Residents can skip the doctor’s office and fill prescriptions online via a chatbot. It asks about their medications and history, checks the national pharmacy database, and updates the script or forwards it to the person’s doctor.
The launch was made possible only through a “regulatory sandbox” This allows Utah officials to waive laws promising AI. State and federal regulations restrict prescribing to otherwise licensed medical professionals.
Dr. Eric Bressman of the University of Pennsylvania told the AP: “We’ve crossed the line in terms of giving a medical license to something that’s not human, whether we want to call it that or not.” He and others say they’re not opposed to AI prescribing, but want it to be as strict as the standards for human doctors.
The board left on the edge
Utah’s medical licensing board says it only learned of the program when news broke of the January launch. 11 members in the April letter called the pilot to stopciting the risks of auto-renewable drugs with side effects or interactions.
“We were essentially told, ‘Yes, it’s going ahead.’ No, you don’t have a say in this,” said Dr. Alan Smith, a family physician who chairs the board but spoke for himself.
state refused to stopnoting that human doctors still review each refill at this early stage.
The program is currently overseen by a five-member board of AI experts, none of whom are physicians. Doctronic expects to move to a fully automated filling system soon.
Smith cautions that the risks are real, noting that about 190 of Doctronic’s refillable drugs contain blood thinners, which can be dangerous if a patient experiences internal bleeding. The American Medical Association reiterated its concern that “prescription renewals are not simple check boxes.”
Regulator vacuum by design
This case reveals a jurisdictional tangle because medical technology is regulated at the federal level, while medical professionals are regulated by the states. Doctronic touts its AI as part of state-regulated medical practice, though some experts argue that it has crossed into FDA territory.

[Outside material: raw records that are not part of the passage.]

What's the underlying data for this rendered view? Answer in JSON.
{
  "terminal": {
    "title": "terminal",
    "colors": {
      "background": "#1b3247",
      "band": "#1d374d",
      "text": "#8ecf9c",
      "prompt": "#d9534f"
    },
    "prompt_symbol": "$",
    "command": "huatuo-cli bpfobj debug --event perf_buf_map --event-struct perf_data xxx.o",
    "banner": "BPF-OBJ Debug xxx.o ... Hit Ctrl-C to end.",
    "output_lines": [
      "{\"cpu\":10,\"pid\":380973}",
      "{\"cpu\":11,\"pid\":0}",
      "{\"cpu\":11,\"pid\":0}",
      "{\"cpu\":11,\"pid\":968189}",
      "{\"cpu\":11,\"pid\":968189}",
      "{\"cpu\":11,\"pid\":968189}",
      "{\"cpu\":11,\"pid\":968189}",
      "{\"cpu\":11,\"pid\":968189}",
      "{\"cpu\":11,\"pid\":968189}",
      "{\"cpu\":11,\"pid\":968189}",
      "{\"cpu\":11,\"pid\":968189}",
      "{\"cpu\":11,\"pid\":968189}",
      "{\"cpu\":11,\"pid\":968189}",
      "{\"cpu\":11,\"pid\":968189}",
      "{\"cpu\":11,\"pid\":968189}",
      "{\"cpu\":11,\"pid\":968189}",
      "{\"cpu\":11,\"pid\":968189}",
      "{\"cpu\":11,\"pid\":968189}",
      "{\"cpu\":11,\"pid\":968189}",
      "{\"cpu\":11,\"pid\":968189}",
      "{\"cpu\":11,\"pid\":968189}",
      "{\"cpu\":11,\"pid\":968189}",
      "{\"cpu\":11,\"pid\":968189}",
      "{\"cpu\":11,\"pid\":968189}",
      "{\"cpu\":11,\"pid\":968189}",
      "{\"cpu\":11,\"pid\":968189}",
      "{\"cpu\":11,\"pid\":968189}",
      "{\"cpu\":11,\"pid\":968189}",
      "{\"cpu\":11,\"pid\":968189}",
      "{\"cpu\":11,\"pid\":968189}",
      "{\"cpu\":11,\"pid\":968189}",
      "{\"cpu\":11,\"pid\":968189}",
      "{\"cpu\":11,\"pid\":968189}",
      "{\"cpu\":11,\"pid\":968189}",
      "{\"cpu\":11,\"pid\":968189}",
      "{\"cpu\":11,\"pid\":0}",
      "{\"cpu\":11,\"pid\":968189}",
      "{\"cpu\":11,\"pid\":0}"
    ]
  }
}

The company would not say whether it has received FDA approval. The agency told the AP that it does not authorize any AI chatbots, but wants to encourage innovation. Broader easing of controls on AI health tools.
Critics see the history as rhyming, Bressman compares the moment to casual medicine at the turn of the 20th century, when plates and criteria did not exist. The template for licensing AI medical services in other states comes from the pro-AI Cicero Institute, founded by Palantir co-founder Joe Lonsdale.
As security researchers warn, the stakes are not abstract medical chatbots can sound authoritative while offering dangerous advice. Others focus on it turning people away from care can undermine its promised outcomes.
Competitors are also trying to map these failure modes. It went all the way to Meta posing as teenagers to test how competing chatbots handle sensitive topics.
Doctronic plans peer-reviewed studies later this year, although its only published paper to date was written by its own scientists and has not been independently peer-reviewed. As one Utah law professor put it, companies risk allowing the technology race beyond the evidenceand betray public trust in the process.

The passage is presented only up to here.